GE said three businesses — aviation, healthcare and power — will be spun off into separate publicly traded companies.
“When these actions are completed, GE will become an independent, aviation-focused operating company focused on shaping the future of flight,” John Slattery, GE Aviation president and chief executive, said on LinkedIn.
“As we look to our future, I continue to be humbled and inspired by GE Aviation’s past. I find myself reflecting on our history of innovation ... the first turbojet engine, the world’s most powerful engine, powering the world’s largest commercial airliner, setting new standards for engine efficiency... the list goes on and on,” Slattery also said.
For now, the company is emphasizing four points.
- Following the spin-offs, GE will be an aviation-focused company shaping what it called “the future of flight.”
- The planned changes will take time — the health care segment is expected to separate first in early 2023, with the energy business following in early ‘24.
- There is no anticipated impact to facilities or employees at this time.
- Slattery will continue as CEO of GE Aviation.
Evendale-based GE Aviation has hundreds of Dayton-area employees. Joe Krisciunas, electrical power systems president at GE Aviation, told the Dayton Daily News last month that he has 22 engineering jobs open in Vandalia and Dayton, not counting other engineering, manufacturing and assembly openings across the company’s Dayton-area footprint. (The company has about 300 employees at the University of Dayton-based EPISCenter alone.)

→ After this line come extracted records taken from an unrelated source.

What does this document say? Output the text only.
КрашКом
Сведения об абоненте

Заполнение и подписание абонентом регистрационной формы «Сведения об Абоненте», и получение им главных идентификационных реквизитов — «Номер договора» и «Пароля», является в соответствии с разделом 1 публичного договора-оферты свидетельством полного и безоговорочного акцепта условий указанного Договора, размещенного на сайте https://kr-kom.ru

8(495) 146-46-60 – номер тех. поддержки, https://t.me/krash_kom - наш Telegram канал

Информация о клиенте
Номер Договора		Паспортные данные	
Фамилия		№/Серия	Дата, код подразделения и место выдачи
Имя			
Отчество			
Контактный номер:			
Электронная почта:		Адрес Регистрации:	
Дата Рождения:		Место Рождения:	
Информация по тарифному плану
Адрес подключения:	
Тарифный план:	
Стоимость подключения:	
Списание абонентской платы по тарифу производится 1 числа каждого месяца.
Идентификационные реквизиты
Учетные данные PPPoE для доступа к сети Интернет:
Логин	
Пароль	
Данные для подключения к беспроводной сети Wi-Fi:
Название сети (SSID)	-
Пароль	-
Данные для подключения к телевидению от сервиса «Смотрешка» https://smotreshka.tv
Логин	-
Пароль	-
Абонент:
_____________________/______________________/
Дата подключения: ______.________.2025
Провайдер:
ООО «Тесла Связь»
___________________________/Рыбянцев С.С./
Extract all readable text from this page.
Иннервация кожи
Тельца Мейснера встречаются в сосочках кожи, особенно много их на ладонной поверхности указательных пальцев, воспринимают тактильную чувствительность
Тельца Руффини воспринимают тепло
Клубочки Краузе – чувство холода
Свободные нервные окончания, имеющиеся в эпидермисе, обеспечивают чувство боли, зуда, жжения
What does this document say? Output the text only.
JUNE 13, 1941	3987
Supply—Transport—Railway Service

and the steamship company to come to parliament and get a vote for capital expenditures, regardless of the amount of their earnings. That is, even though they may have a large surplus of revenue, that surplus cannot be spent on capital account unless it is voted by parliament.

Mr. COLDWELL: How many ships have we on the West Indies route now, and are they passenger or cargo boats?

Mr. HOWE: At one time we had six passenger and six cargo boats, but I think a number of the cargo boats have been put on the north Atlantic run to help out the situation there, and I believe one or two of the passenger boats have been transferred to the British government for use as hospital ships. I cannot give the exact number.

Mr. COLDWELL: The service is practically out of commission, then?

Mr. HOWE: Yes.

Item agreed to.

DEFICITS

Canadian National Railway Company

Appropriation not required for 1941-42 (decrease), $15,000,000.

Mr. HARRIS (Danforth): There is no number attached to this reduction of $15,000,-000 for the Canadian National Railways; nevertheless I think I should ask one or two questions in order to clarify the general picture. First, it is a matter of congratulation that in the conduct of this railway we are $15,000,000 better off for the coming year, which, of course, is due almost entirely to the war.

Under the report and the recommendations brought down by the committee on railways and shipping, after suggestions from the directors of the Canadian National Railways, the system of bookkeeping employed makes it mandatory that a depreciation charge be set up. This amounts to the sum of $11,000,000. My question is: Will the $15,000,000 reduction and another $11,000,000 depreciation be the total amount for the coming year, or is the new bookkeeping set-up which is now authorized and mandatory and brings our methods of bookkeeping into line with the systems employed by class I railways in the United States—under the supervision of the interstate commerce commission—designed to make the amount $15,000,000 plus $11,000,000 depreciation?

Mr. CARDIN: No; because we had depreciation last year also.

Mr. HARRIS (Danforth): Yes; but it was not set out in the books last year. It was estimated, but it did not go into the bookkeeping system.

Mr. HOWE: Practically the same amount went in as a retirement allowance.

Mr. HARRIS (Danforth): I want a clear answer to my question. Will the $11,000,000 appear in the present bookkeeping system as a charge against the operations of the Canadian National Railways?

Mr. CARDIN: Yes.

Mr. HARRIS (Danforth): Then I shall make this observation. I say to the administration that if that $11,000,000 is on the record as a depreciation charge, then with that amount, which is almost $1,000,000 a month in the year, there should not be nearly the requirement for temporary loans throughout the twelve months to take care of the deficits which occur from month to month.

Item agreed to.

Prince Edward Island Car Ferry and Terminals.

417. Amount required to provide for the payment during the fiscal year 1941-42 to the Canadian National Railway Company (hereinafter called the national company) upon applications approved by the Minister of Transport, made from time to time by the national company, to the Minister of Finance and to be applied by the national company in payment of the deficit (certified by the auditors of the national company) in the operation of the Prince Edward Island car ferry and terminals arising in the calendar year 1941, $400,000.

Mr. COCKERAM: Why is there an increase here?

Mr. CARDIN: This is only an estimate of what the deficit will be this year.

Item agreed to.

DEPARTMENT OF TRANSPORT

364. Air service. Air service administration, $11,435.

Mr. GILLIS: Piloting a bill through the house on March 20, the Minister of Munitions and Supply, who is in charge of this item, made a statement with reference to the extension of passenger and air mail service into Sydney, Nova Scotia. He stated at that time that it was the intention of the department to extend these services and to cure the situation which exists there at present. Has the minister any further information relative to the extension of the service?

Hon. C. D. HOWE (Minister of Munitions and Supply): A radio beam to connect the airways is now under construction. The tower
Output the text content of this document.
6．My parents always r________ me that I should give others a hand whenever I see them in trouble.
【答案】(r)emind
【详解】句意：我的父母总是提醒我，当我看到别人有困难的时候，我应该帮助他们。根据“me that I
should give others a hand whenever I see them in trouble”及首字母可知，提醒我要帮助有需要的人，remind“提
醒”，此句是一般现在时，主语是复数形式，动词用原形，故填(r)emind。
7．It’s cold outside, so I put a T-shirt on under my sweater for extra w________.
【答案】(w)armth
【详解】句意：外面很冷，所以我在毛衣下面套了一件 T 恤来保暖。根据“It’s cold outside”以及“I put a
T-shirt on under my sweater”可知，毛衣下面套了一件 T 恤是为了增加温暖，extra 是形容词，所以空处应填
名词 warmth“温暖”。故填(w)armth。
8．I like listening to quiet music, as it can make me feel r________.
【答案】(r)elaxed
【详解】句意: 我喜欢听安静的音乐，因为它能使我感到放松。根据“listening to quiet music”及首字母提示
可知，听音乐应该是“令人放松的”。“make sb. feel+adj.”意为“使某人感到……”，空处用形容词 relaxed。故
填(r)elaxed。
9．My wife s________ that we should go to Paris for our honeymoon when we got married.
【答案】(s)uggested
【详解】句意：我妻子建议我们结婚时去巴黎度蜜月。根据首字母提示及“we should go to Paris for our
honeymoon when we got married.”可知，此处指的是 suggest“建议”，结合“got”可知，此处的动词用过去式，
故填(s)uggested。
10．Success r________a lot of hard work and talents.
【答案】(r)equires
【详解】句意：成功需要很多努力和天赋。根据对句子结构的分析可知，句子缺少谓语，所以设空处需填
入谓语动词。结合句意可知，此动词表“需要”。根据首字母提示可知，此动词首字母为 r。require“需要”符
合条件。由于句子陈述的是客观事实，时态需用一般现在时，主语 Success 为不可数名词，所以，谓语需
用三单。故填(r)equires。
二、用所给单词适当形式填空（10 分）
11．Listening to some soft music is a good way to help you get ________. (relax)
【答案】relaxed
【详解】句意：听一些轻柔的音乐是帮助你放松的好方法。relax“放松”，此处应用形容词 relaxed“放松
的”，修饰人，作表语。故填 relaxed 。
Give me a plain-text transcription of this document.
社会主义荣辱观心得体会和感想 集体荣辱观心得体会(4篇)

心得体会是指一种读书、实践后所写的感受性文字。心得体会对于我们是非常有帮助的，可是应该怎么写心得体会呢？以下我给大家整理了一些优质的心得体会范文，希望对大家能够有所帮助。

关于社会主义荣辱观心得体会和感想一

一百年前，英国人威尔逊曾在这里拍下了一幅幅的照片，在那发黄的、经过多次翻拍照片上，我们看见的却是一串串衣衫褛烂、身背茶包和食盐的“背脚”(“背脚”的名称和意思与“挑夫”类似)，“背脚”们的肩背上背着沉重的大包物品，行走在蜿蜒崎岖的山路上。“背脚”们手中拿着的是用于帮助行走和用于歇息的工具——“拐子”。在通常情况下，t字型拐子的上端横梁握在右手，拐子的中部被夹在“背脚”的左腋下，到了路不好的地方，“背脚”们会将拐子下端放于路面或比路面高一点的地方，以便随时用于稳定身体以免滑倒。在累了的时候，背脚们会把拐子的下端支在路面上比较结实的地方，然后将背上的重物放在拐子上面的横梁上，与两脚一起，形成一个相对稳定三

Based in West Chester Twp. is CFM International, a joint venture of GE and French company Snecma.
Before the pandemic, GE Aviation had a global workforce of about 52,000, about half of them in the United States.
The manufacturer operates four facilities in the Dayton region that had more than 1,500 people before the pandemic tore through the domestic aviation industry last year.
Shares of GE (NYSE: GE) were up 2.14% in mid-afternoon trading Wednesday.